Windows write caching
(This article was reviewed in February 2021. It is still relevant to Caché-based installations and similarly applies to IRIS-based installations.)
This article discusses the Windows write caching setting which can leave systems vulnerable to data loss or corruption in the event of power loss or operating system crash. The setting is on by default in some Windows configurations.
Having Windows write caching enabled for a disk means that some of the things Caché (or any program) writes to that disk will not necessarily be immediately committed to durable storage (even though Caché flushes writes from the OS cache to disk at certain critical points in its write phase). If the computer loses power, whatever has been cached for that device will be lost unless the cache for that device is non-volatile or battery-backed. Caché depends on the operating system to guarantee that data is durable. In this scenario, the guarantee is broken. For Caché, that can result in database corruption or data missing from databases or journal files.
InterSystems documents that one of the things that can break the guarantees provided by Write Image Journaling is the loss of write-back cache contents (see http://docs.intersystems.com/latest/csp/docbook/DocBook.UI.Page.cls?KEY=GCDI_wij#GCDI_wij_limits ). InterSystems Worldwide Response Center’s data integrity team has investigated a number of data loss or corruption cases on Windows platforms where evidence has indicated write-back cache content was lost due to the value of this setting.

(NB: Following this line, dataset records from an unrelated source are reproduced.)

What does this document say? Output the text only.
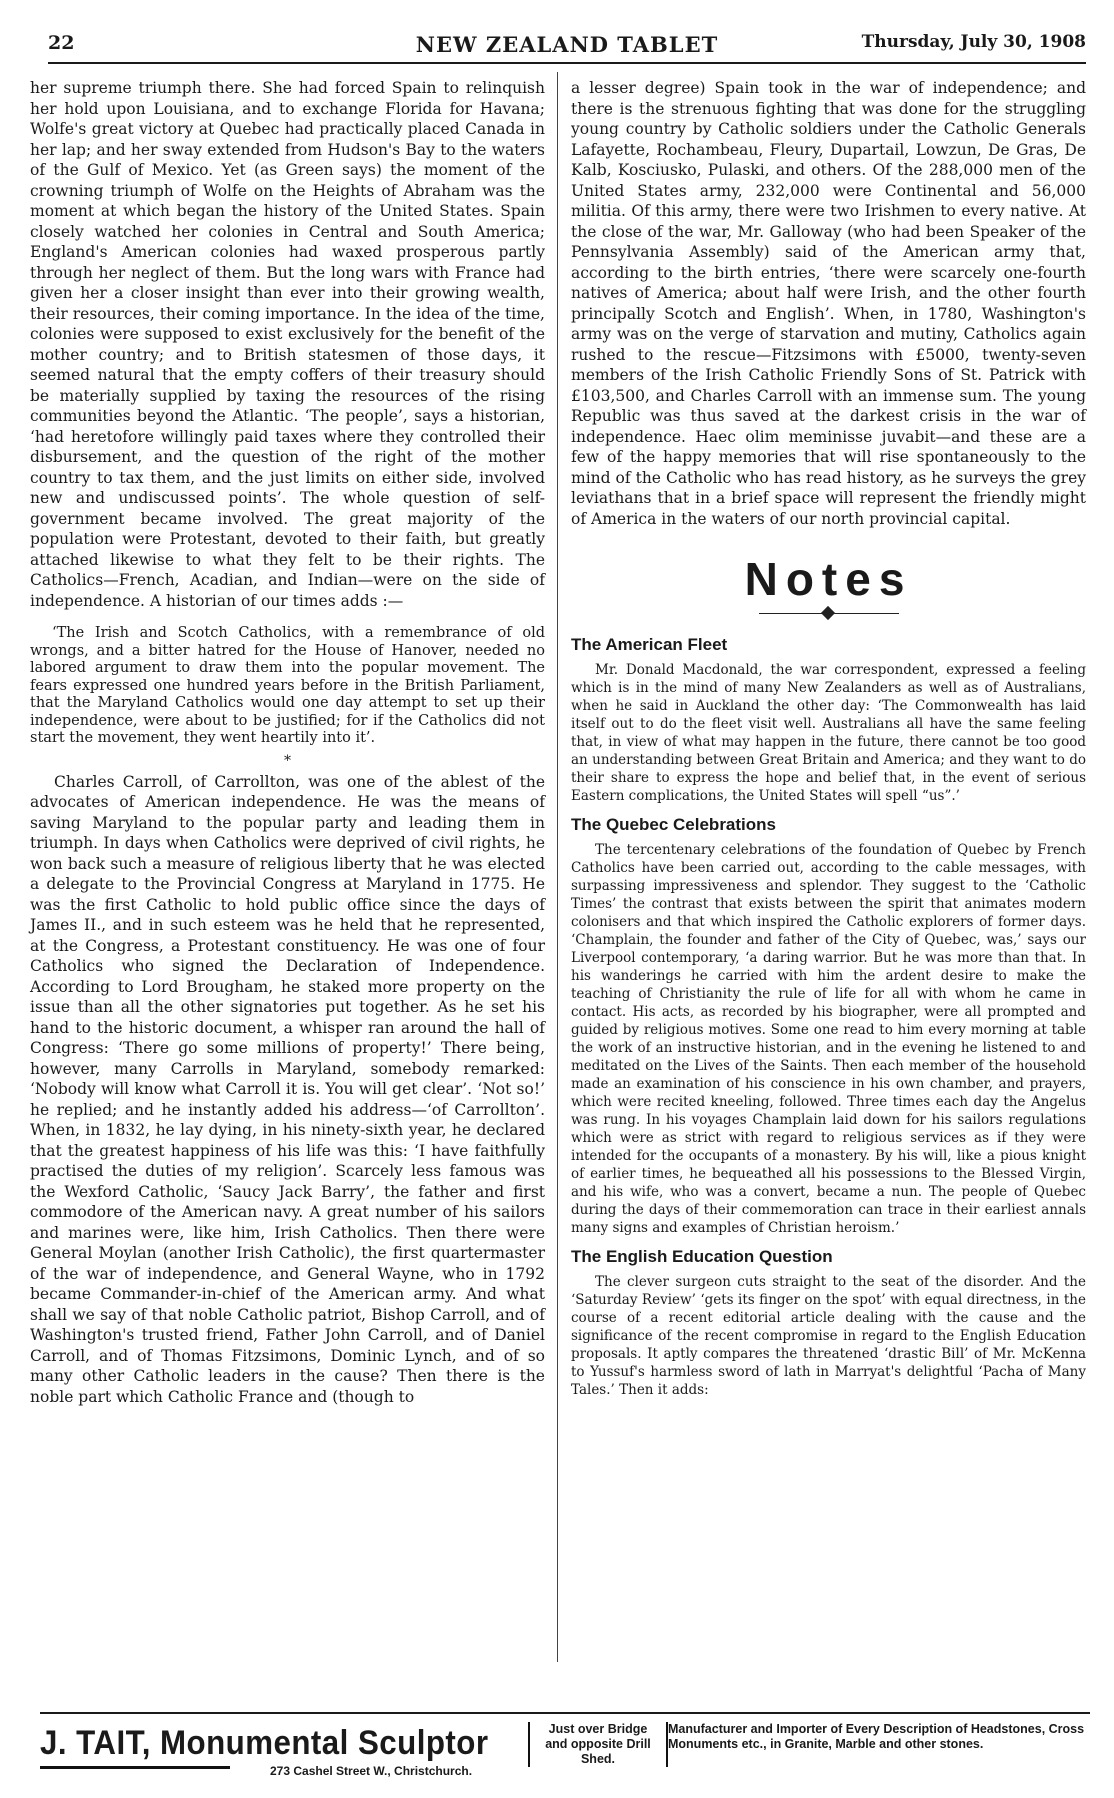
22	NEW ZEALAND TABLET	Thursday, July 30, 1908

her supreme triumph there. She had forced Spain to relinquish her hold upon Louisiana, and to exchange Florida for Havana; Wolfe's great victory at Quebec had practically placed Canada in her lap; and her sway extended from Hudson's Bay to the waters of the Gulf of Mexico. Yet (as Green says) the moment of the crowning triumph of Wolfe on the Heights of Abraham was the moment at which began the history of the United States. Spain closely watched her colonies in Central and South America; England's American colonies had waxed prosperous partly through her neglect of them. But the long wars with France had given her a closer insight than ever into their growing wealth, their resources, their coming importance. In the idea of the time, colonies were supposed to exist exclusively for the benefit of the mother country; and to British statesmen of those days, it seemed natural that the empty coffers of their treasury should be materially supplied by taxing the resources of the rising communities beyond the Atlantic. ‘The people’, says a historian, ‘had heretofore willingly paid taxes where they controlled their disbursement, and the question of the right of the mother country to tax them, and the just limits on either side, involved new and undiscussed points’. The whole question of self-government became involved. The great majority of the population were Protestant, devoted to their faith, but greatly attached likewise to what they felt to be their rights. The Catholics—French, Acadian, and Indian—were on the side of independence. A historian of our times adds :—

‘The Irish and Scotch Catholics, with a remembrance of old wrongs, and a bitter hatred for the House of Hanover, needed no labored argument to draw them into the popular movement. The fears expressed one hundred years before in the British Parliament, that the Maryland Catholics would one day attempt to set up their independence, were about to be justified; for if the Catholics did not start the movement, they went heartily into it’.

*

Charles Carroll, of Carrollton, was one of the ablest of the advocates of American independence. He was the means of saving Maryland to the popular party and leading them in triumph. In days when Catholics were deprived of civil rights, he won back such a measure of religious liberty that he was elected a delegate to the Provincial Congress at Maryland in 1775. He was the first Catholic to hold public office since the days of James II., and in such esteem was he held that he represented, at the Congress, a Protestant constituency. He was one of four Catholics who signed the Declaration of Independence. According to Lord Brougham, he staked more property on the issue than all the other signatories put together. As he set his hand to the historic document, a whisper ran around the hall of Congress: ‘There go some millions of property!’ There being, however, many Carrolls in Maryland, somebody remarked: ‘Nobody will know what Carroll it is. You will get clear’. ‘Not so!’ he replied; and he instantly added his address—‘of Carrollton’. When, in 1832, he lay dying, in his ninety-sixth year, he declared that the greatest happiness of his life was this: ‘I have faithfully practised the duties of my religion’. Scarcely less famous was the Wexford Catholic, ‘Saucy Jack Barry’, the father and first commodore of the American navy. A great number of his sailors and marines were, like him, Irish Catholics. Then there were General Moylan (another Irish Catholic), the first quartermaster of the war of independence, and General Wayne, who in 1792 became Commander-in-chief of the American army. And what shall we say of that noble Catholic patriot, Bishop Carroll, and of Washington's trusted friend, Father John Carroll, and of Daniel Carroll, and of Thomas Fitzsimons, Dominic Lynch, and of so many other Catholic leaders in the cause? Then there is the noble part which Catholic France and (though to

a lesser degree) Spain took in the war of independence; and there is the strenuous fighting that was done for the struggling young country by Catholic soldiers under the Catholic Generals Lafayette, Rochambeau, Fleury, Dupartail, Lowzun, De Gras, De Kalb, Kosciusko, Pulaski, and others. Of the 288,000 men of the United States army, 232,000 were Continental and 56,000 militia. Of this army, there were two Irishmen to every native. At the close of the war, Mr. Galloway (who had been Speaker of the Pennsylvania Assembly) said of the American army that, according to the birth entries, ‘there were scarcely one-fourth natives of America; about half were Irish, and the other fourth principally Scotch and English’. When, in 1780, Washington's army was on the verge of starvation and mutiny, Catholics again rushed to the rescue—Fitzsimons with £5000, twenty-seven members of the Irish Catholic Friendly Sons of St. Patrick with £103,500, and Charles Carroll with an immense sum. The young Republic was thus saved at the darkest crisis in the war of independence. Haec olim meminisse juvabit—and these are a few of the happy memories that will rise spontaneously to the mind of the Catholic who has read history, as he surveys the grey leviathans that in a brief space will represent the friendly might of America in the waters of our north provincial capital.

Notes
The American Fleet

Mr. Donald Macdonald, the war correspondent, expressed a feeling which is in the mind of many New Zealanders as well as of Australians, when he said in Auckland the other day: ‘The Commonwealth has laid itself out to do the fleet visit well. Australians all have the same feeling that, in view of what may happen in the future, there cannot be too good an understanding between Great Britain and America; and they want to do their share to express the hope and belief that, in the event of serious Eastern complications, the United States will spell “us”.’

The Quebec Celebrations

The tercentenary celebrations of the foundation of Quebec by French Catholics have been carried out, according to the cable messages, with surpassing impressiveness and splendor. They suggest to the ‘Catholic Times’ the contrast that exists between the spirit that animates modern colonisers and that which inspired the Catholic explorers of former days. ‘Champlain, the founder and father of the City of Quebec, was,’ says our Liverpool contemporary, ‘a daring warrior. But he was more than that. In his wanderings he carried with him the ardent desire to make the teaching of Christianity the rule of life for all with whom he came in contact. His acts, as recorded by his biographer, were all prompted and guided by religious motives. Some one read to him every morning at table the work of an instructive historian, and in the evening he listened to and meditated on the Lives of the Saints. Then each member of the household made an examination of his conscience in his own chamber, and prayers, which were recited kneeling, followed. Three times each day the Angelus was rung. In his voyages Champlain laid down for his sailors regulations which were as strict with regard to religious services as if they were intended for the occupants of a monastery. By his will, like a pious knight of earlier times, he bequeathed all his possessions to the Blessed Virgin, and his wife, who was a convert, became a nun. The people of Quebec during the days of their commemoration can trace in their earliest annals many signs and examples of Christian heroism.’

The English Education Question

The clever surgeon cuts straight to the seat of the disorder. And the ‘Saturday Review’ ‘gets its finger on the spot’ with equal directness, in the course of a recent editorial article dealing with the cause and the significance of the recent compromise in regard to the English Education proposals. It aptly compares the threatened ‘drastic Bill’ of Mr. McKenna to Yussuf's harmless sword of lath in Marryat's delightful ‘Pacha of Many Tales.’ Then it adds:

J. TAIT, Monumental Sculptor
273 Cashel Street W., Christchurch.
Just over Bridge and opposite Drill Shed.
Manufacturer and Importer of Every Description of Headstones, Cross Monuments etc., in Granite, Marble and other stones.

It’s worth mentioning that a disk can have a cache that would make it robust against this kind of problem. If the cache of the disk in question is non-volatile or is battery backed, writes to that disk should be safe even when this setting is on. If the storage in question is more complex than a directly connected disk, you need to understand where writes are cached in that storage infrastructure and whether those caches are volatile or battery backed to assess this risk.
You can see the setting by going to Device Manager, expanding the Disk Drives section, and looking at the Properties for a given disk. The setting we're interested in is on the Policies tab.
The wording is not always identical to what you see here, and it may differ by the type of device. However, this is a common presentation of the wording, and one where Windows is making it clear that having this setting turned on exposes your system to risk of data loss if the machine loses power or crashes.
Next is an example from another disk on the same machine where the impact is a little less clear. Choosing "Better performance" here would come with the same concerns as Enable Write Caching in the other example.
In both of these examples, the setting you see selected was the default for that device – I hadn’t changed it. You can see that in the first example the default put the device at risk, but not in the second. As far as I know, there’s no universal default based on the device type or the version of Windows. In other words, this is a setting that needs to be checked on a per device basis to know whether that device has this risk.
There are three basic ways to deal with this scenario as a system administrator. Disabling the setting is the simplest way to ensure that you're not exposed to this risk. However, it's possible that disabling the setting will have an unacceptable performance impact. If that's the case, you may prefer to leave the setting on and connect the computer to an uninterruptible power supply. Doing that offers protection against power loss causing data loss or corruption, since the UPS should give you enough time to shut down gracefully when power is lost. The last option is simply to accept the risk of data being lost when the server loses power or crashes. InterSystems recommends against this option. Consumer-grade UPS are relatively inexpensive, and detecting and recovering from the integrity problems can be time consuming and problematic.
InterSystems recommends that you do not turn this setting on without making sure that the computer is connected to an uninterruptable power supply. If the storage is an external device, that device would also need to be connected to a UPS.